Bayernzelt

 

Unwillkürlich straffte sich Giancarlos Rücken. Er zögerte für einen Moment, als er hinter Jacqueline trat. Konnte sie sich sofort in dem großen Ehebett vorstellen. Aufgrund seiner strengen katholischen Erziehung hatte Giancarlo es bisher als Sünde betrachtet, sich dort überhaupt eine andere Frau vorzustellen als Loretta. „Carnevale in Venezia…“, wirbelte es durch sein Bewusstsein und versank in den dreieinhalb Pfund hoch spezialisierten, grauen Zellgewebes, tuschelte im elektrischen Gebrabbel von 100 Milliarden Neuronen, an den eine halbe Million Kilometer langen Nervenbahnen. „… hier ist auch nichts weiter als Carnevale. Es ist nicht längst alles ernst gemeint, was du siehst. Eine Lustbarkeit. Ein Spiel. Es hat sogar Regeln! Du bist genau wie alle hier.“ Und er sah ihre Gier, ihre Geilheit, sah sie getrieben von Vergnügungssucht, hinein in das kleine Vergessen.

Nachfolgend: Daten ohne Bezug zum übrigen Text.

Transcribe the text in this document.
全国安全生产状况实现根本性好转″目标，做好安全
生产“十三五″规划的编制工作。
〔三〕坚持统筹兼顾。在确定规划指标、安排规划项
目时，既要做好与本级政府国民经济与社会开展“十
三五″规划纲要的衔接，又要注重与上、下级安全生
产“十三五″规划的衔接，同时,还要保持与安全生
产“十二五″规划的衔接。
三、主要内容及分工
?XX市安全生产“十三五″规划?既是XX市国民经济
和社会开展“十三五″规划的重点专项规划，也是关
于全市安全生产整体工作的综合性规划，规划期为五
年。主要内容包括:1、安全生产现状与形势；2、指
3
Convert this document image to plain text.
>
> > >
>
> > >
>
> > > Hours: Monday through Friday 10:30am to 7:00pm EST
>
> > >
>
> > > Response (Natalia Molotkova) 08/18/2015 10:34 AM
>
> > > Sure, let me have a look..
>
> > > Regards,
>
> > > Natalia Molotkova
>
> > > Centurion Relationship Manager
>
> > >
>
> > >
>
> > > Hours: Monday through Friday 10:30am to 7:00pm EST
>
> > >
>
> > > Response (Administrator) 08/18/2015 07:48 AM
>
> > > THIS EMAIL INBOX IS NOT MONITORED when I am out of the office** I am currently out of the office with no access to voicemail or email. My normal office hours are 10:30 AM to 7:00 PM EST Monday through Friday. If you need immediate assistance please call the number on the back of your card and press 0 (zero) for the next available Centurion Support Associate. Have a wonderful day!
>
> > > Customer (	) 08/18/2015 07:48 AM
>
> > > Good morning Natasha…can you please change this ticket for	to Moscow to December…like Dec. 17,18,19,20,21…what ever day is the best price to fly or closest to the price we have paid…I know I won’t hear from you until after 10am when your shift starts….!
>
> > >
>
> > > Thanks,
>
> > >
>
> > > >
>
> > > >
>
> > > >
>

Vor ihm die Frau im geblümten Sommerkleid. „Sie ist auch nicht anders…“, flüsterte die Stimme ihn ihm. „Vielleicht hat sie einen Liebhaber. Vielleicht will sie ihm einen Seitensprung heimzahlen. Nimm sie dir. Zeig ihr, dass du noch ein Mann bist!“ Sein Ich würde ätherisch. Sein Bewusstsein, sich in diesem Moment nicht selbst zum Objekt haben. Es war die Summe aller bewussten Wahrnehmungsprozesse. Giancarlo bosselte an einer originellen Eröffnung.

Nur wenige Zentimeter von einander entfernt und doch auf verschiedenen Seiten. Sie ließ ihm Zeit zum Nachdenken. Gemeinsam betrachteten sie die Einsamen, beobachteten die Getriebenen. Sahen der Balz zu: Eine Nummer zu eng. Das ist auf Crange Strategie. Und es funktioniert: Die Knöpfe springen im richtigen Moment auf. Verschlüsse werden entkorkt. Reißverschlüsse ratschend aufgezogen. Schweiß perlt auf dem Bauch. Sammelt sich im Nabel. Haut reibt sich an Haut. Widerstand erzeugt Wärme. Sie haben sich in ihrer Gewalt. Jeder den anderen. Das Stempelkissen der Lippen besiegelt den Schwur. Sie spüren muskulöse Oberschenkel, fühlen eine prickelnde Reizung zwischen ihren Schenkeln, welche sich sanft öffnen lassen. Die Augen glänzen, Haut ist von einem Schweißfilm überzogen, die Lippen sind feucht. Den ersten Stoß begleiten nasse Küsse. Sehnsüchtig atmen sie mit flatternden Nasenflügeln den begierlichen Geruch des anderen ein.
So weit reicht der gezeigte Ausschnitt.